Cinder was the lead staff member on locating, designing, and building the Oak Ridge Central Services Complex on Woodbury Lane. That building is used by the Oak Ridge Public Works Department, Oak Ridge Electric Department, and the school bus maintenance facility, among others.
Cinder has led a major effort to ensure that Oak Ridge complies with a U.S. Environmental Protection Agency order that requires the city to repair all sewer system overflows by September 28. That work is mostly complete, and the city is in good shape, Cinder said.
Other highlights of his time here, Cinder said, are water and sewer system improvements and the transition of infrastructure from the U.S. Department of Energy to the City of Oak Ridge.
“It’s been a good run here, and I leave with my held head high,” Cinder said.
Cinder said there wasn’t a particular trigger that led to his announced retirement.
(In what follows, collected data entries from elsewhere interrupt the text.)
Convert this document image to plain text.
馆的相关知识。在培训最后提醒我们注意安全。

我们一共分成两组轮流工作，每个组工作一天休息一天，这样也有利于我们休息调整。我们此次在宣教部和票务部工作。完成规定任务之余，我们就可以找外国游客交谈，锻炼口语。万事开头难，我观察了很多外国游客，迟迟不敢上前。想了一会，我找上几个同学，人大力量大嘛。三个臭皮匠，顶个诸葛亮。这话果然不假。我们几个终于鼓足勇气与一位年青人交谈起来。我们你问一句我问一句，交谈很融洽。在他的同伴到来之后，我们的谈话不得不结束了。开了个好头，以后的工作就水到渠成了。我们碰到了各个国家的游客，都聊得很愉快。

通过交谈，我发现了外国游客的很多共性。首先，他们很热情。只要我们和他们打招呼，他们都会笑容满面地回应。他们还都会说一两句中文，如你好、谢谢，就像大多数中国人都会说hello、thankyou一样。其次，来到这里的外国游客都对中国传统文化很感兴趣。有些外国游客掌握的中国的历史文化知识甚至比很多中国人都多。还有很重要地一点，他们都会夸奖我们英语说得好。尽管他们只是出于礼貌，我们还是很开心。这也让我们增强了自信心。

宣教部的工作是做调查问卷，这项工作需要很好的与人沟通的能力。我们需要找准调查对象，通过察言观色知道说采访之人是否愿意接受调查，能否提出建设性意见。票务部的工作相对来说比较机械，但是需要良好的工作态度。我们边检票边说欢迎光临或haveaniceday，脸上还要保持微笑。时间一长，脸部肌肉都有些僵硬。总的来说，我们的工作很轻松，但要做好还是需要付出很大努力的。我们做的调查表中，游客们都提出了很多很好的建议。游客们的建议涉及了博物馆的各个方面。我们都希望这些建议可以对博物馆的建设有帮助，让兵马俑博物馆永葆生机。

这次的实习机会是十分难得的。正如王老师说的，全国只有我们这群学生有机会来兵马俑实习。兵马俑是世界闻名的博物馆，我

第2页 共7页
But he said it was time to reassess and re-evaluate when he turned 60.
After discussing the retirement decision with his wife, Cinder told Oak Ridge City Manager Mark Watson about three weeks ago.
Cinder’s retirement follows the retirement of Oak Ridge City Engineer Steve Byrd, who was also a Public Works Department employee. Roger Flynn is the acting city engineer.
Besides Oak Ridge, Cinder has also worked with public utilities in the Orlando, Florida, area.
Cinder served as interim city manager in 2003 and 2004 before Jim O’Connor was hired in March 2004. Cinder served as interim city manager again after O’Connor resigned in January 2010 to take a position in Winchester, Virginia, and before Watson was hired in August 2010.
Cinder supervises about 100 employees in the Oak Ridge Public Works Department and several budgets, or funds. Public Works is responsible for water, wastewater, streets, facilities, fleet, engineering, and storm water.
“It’s a good place to spend a career,” Cinder said.